Not that the Warhol foundation is exploiting Calvin Klein. It’s more like symbiosis. As to how much Calvin Klein paid for the licensing rights, Mr. Shiffman would not say, though he called it “an appropriate” number. According to the
annual report of PVH Corp., the parent company, revenues for Calvin Klein increased by 10 percent in 2017.
Everyone Has an Opinion
Sometimes it’s hard during all the monologues and musing to figure out if Mr. Simons is talking about Warhol or himself. He’s very attracted, for example, to the idea that Warhol’s work has been re-evaluated over time, because though he won’t say it exactly, none of what he is trying to do at Calvin, including building Warhol into the brand vocabulary, will make sense unless he is given the time to layer it all in and let it percolate through the public consciousness.
“I used to be very fragile about how people would react to my work,” he said, “but I have become more and more at peace with the idea that bad reactions can also be good, because at least it’s a dialogue. But in that way I have to split up my reactions to it, and the reactions of the companies I work for, because a lot of companies seem most interested in the reactions of millions of people that I hardly know who they are. And everything has to work on a tiny screen, instantly. It’s not that difficult to make something that looks good on a tiny screen, and then in reality turns out to be a disaster on a person.
“The nature of fashion has changed. In Antwerp, I have more time to be quiet and to draw. Here, there’s no time to write things down. Everything is organized and in the agenda. It’s all talking. That’s the scale and intensity of the work. At Dior, I had the same sense of running against the clock, the fire at my heels.”
“I imagine there are people who think I was selling out by coming here, but it’s not such a problem for me,” Mr. Simons said of his move to Calvin Klein. “Not that I don’t care. I care a lot. But I don’t care so much about the fact people have an opinion.”

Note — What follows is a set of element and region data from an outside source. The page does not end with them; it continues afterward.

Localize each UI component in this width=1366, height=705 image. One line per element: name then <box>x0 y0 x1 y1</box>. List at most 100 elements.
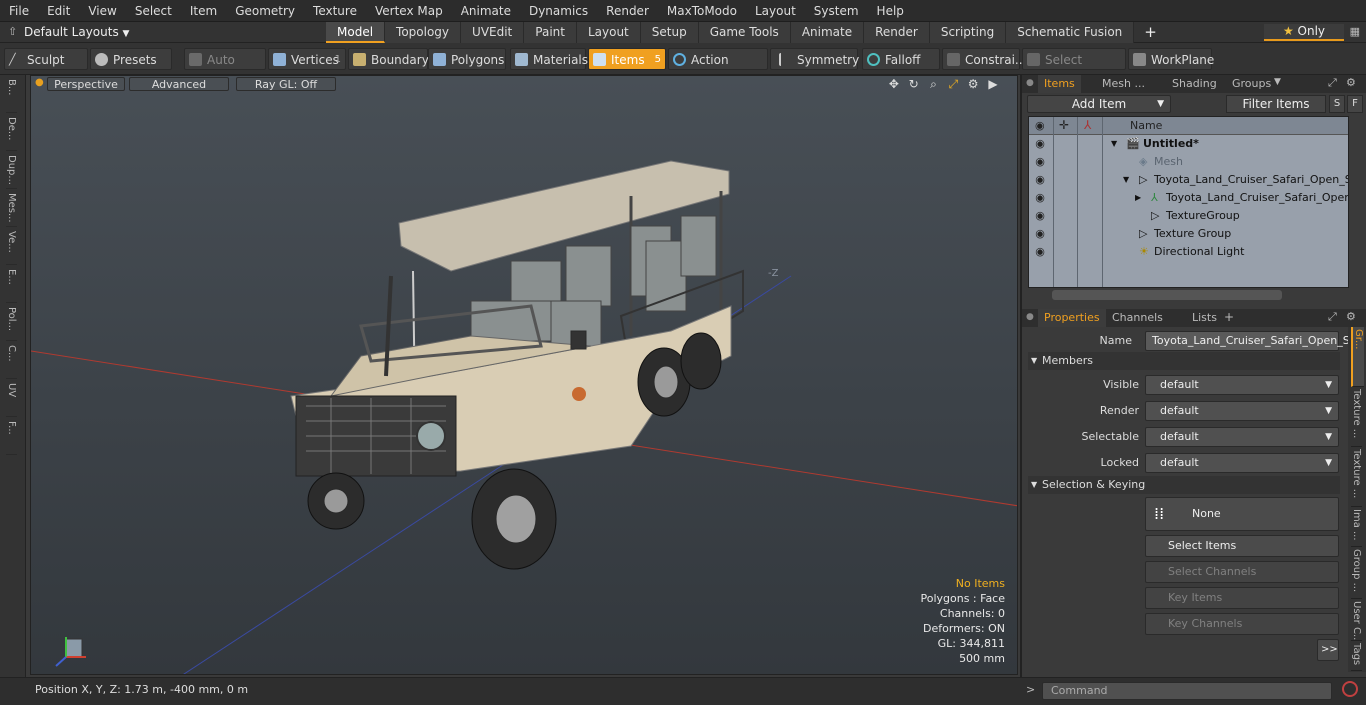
tab-mesh[interactable]: Mesh ... <box>1096 75 1151 93</box>
presets-button[interactable]: Presets <box>90 48 172 70</box>
workplane-button[interactable]: WorkPlane <box>1128 48 1214 70</box>
move-view-icon[interactable]: ✥ <box>886 77 902 91</box>
side-tab-3[interactable]: Ima ... <box>1351 507 1362 547</box>
left-tab-3[interactable]: Mes... <box>6 189 17 227</box>
selectable-dropdown[interactable]: default ▼ <box>1145 427 1339 447</box>
side-tab-2[interactable]: Texture ... <box>1351 447 1362 507</box>
select-items-button[interactable]: Select Items <box>1145 535 1339 557</box>
tab-paint[interactable]: Paint <box>524 22 577 43</box>
left-tab-9[interactable]: F... <box>6 417 17 455</box>
raygl-button[interactable]: Ray GL: Off <box>236 77 336 91</box>
menu-vertex-map[interactable]: Vertex Map <box>366 0 452 22</box>
left-tab-4[interactable]: Ve... <box>6 227 17 265</box>
tree-row-mesh[interactable]: ◉ ◈ Mesh <box>1029 153 1348 171</box>
none-selection-set-button[interactable]: ⁞⁞ None <box>1145 497 1339 531</box>
rotate-view-icon[interactable]: ↻ <box>906 77 922 91</box>
menu-geometry[interactable]: Geometry <box>226 0 304 22</box>
left-tab-6[interactable]: Pol... <box>6 303 17 341</box>
left-tab-7[interactable]: C... <box>6 341 17 379</box>
tab-channels[interactable]: Channels <box>1106 309 1169 327</box>
sculpt-button[interactable]: ╱ Sculpt <box>4 48 88 70</box>
panel-gear-icon[interactable]: ⚙ <box>1346 76 1356 89</box>
tab-game-tools[interactable]: Game Tools <box>698 22 791 43</box>
eye-icon[interactable]: ◉ <box>1033 153 1047 171</box>
eye-icon[interactable]: ◉ <box>1033 189 1047 207</box>
tab-layout[interactable]: Layout <box>576 22 641 43</box>
tree-row-texture-group[interactable]: ◉ ▷ Texture Group <box>1029 225 1348 243</box>
expand-panel-icon[interactable]: ⤢ <box>1328 310 1337 324</box>
name-column-header[interactable]: Name <box>1130 117 1162 135</box>
only-button[interactable]: ★ Only <box>1264 24 1344 41</box>
shading-mode-button[interactable]: Advanced <box>129 77 229 91</box>
fit-view-icon[interactable]: ⤢ <box>945 77 961 92</box>
visible-dropdown[interactable]: default ▼ <box>1145 375 1339 395</box>
menu-dynamics[interactable]: Dynamics <box>520 0 597 22</box>
menu-layout[interactable]: Layout <box>746 0 805 22</box>
menu-item[interactable]: Item <box>181 0 226 22</box>
tree-row-directional-light[interactable]: ◉ ☀ Directional Light <box>1029 243 1348 261</box>
tree-row-mesh-item[interactable]: ◉ ▶ ⅄ Toyota_Land_Cruiser_Safari_Open... <box>1029 189 1348 207</box>
gear-icon[interactable]: ⚙ <box>965 77 981 91</box>
members-section-header[interactable]: ▼ Members <box>1028 352 1340 370</box>
tab-setup[interactable]: Setup <box>640 22 699 43</box>
grid-menu-icon[interactable]: ▦ <box>1350 25 1360 38</box>
eye-icon[interactable]: ◉ <box>1033 171 1047 189</box>
layout-selector[interactable]: Default Layouts ▼ <box>24 22 129 45</box>
panel-gear-icon[interactable]: ⚙ <box>1346 310 1356 323</box>
tab-render[interactable]: Render <box>864 22 930 43</box>
tab-model[interactable]: Model <box>326 22 386 43</box>
add-tab-plus-icon[interactable]: + <box>1134 22 1167 43</box>
menu-select[interactable]: Select <box>126 0 181 22</box>
key-channels-button[interactable]: Key Channels <box>1145 613 1339 635</box>
expand-panel-icon[interactable]: ⤢ <box>1328 76 1337 90</box>
expand-arrow-icon[interactable]: ▼ <box>1123 171 1129 189</box>
menu-help[interactable]: Help <box>868 0 913 22</box>
selection-keying-section-header[interactable]: ▼ Selection & Keying <box>1028 476 1340 494</box>
auto-select-button[interactable]: Auto Select <box>184 48 266 89</box>
side-tab-4[interactable]: Group ... <box>1351 547 1362 599</box>
action-center-button[interactable]: Action Center <box>668 48 768 89</box>
menu-animate[interactable]: Animate <box>452 0 520 22</box>
side-tab-1[interactable]: Texture ... <box>1351 387 1362 447</box>
eye-icon[interactable]: ◉ <box>1033 207 1047 225</box>
tab-groups[interactable]: Groups <box>1226 75 1277 93</box>
locked-dropdown[interactable]: default ▼ <box>1145 453 1339 473</box>
boundary-button[interactable]: Boundary <box>348 48 429 70</box>
side-tab-6[interactable]: Tags <box>1351 641 1362 671</box>
3d-viewport[interactable]: -Z ● Perspective Advanced Ray GL: Off ✥ … <box>30 75 1018 675</box>
left-tab-8[interactable]: UV <box>6 379 17 417</box>
tab-lists[interactable]: Lists <box>1186 309 1223 327</box>
left-tab-2[interactable]: Dup... <box>6 151 17 189</box>
menu-render[interactable]: Render <box>597 0 658 22</box>
select-channels-button[interactable]: Select Channels <box>1145 561 1339 583</box>
render-dropdown[interactable]: default ▼ <box>1145 401 1339 421</box>
record-icon[interactable] <box>1342 681 1358 697</box>
left-tab-0[interactable]: B... <box>6 75 17 113</box>
zoom-icon[interactable]: ⌕ <box>926 77 942 92</box>
left-tab-1[interactable]: De... <box>6 113 17 151</box>
menu-system[interactable]: System <box>805 0 868 22</box>
materials-button[interactable]: Materials <box>510 48 588 70</box>
viewport-menu-dot-icon[interactable]: ● <box>35 77 44 88</box>
tree-horizontal-scrollbar[interactable] <box>1052 290 1282 300</box>
tabs-overflow-chevron-icon[interactable]: ▼ <box>1274 77 1281 87</box>
falloff-button[interactable]: Falloff <box>862 48 940 70</box>
eye-icon[interactable]: ◉ <box>1033 243 1047 261</box>
tab-shading[interactable]: Shading <box>1166 75 1223 93</box>
tab-items[interactable]: Items <box>1038 75 1081 93</box>
items-button[interactable]: Items 5 <box>588 48 666 70</box>
eye-icon[interactable]: ◉ <box>1033 225 1047 243</box>
tab-topology[interactable]: Topology <box>385 22 462 43</box>
menu-texture[interactable]: Texture <box>304 0 366 22</box>
collapse-arrow-icon[interactable]: ▶ <box>1135 189 1141 207</box>
tab-schematic-fusion[interactable]: Schematic Fusion <box>1006 22 1135 43</box>
command-input[interactable]: Command <box>1042 682 1332 700</box>
view-mode-button[interactable]: Perspective <box>47 77 125 91</box>
polygons-button[interactable]: Polygons <box>428 48 506 70</box>
left-tab-5[interactable]: E... <box>6 265 17 303</box>
menu-file[interactable]: File <box>0 0 38 22</box>
key-items-button[interactable]: Key Items <box>1145 587 1339 609</box>
tree-row-untitled[interactable]: ◉ ▼ 🎬 Untitled* <box>1029 135 1348 153</box>
tab-scripting[interactable]: Scripting <box>929 22 1007 43</box>
select-through-button[interactable]: Select Through <box>1022 48 1126 89</box>
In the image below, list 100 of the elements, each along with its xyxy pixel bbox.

Clement Pascal for The New York Times
This sounds like a complaint, but it isn’t, really. When Mr. Simons left Dior, there was speculation that it was a protest against the increasingly hectic fashion system, but then he turned up at Calvin Klein, which is even bigger and more demanding, so that doesn’t seem to have been the issue. Mr. Simons has, essentially, traded up three times, each time for an evermore commercial, dominant brand, as he acknowledged.
“It’s my choice, my responsibility,” he said. “Clearly, I am attracted to it. I imagine there are people who think I was selling out by coming here, but it’s not such a problem for me. Not that I don’t care. I care a lot. But I don’t care so much about the fact people have an opinion. I actually admire people who have an opinion, even if it’s against me. The problem now in fashion is everything gets judged immediately.”
Behind his head, through three sets of floor-to-ceiling glass doors, the trees and bushes in pots on the terrace outside his apartment were being buffeted by the wind. Mr. Simons had bought the plants himself from the Chelsea flower market. He does not believe in gardeners or decorators, but he does believe in installers.
Later he would stop in at the Calvin headquarters to check on the installation of “Shadows,” which is especially challenging because each canvas has to be hung touching the other, so it looks like one continuous painting. But each canvas is not exactly alike; the more you look, the more differences you see. Which is a metaphor for something in fashion, if beholders care to think about it.
“The most interesting things happen over time, and sometimes you have to look at something for a long time to see if it makes sense,” Mr. Simons said. He was talking, once again, about Warhol. I think.
Correction: October 25, 2018
An earlier version of this article misstated when Andy Warhol's restored shadow paintings will go on display at Dia Beacon. It will be in three years, not five.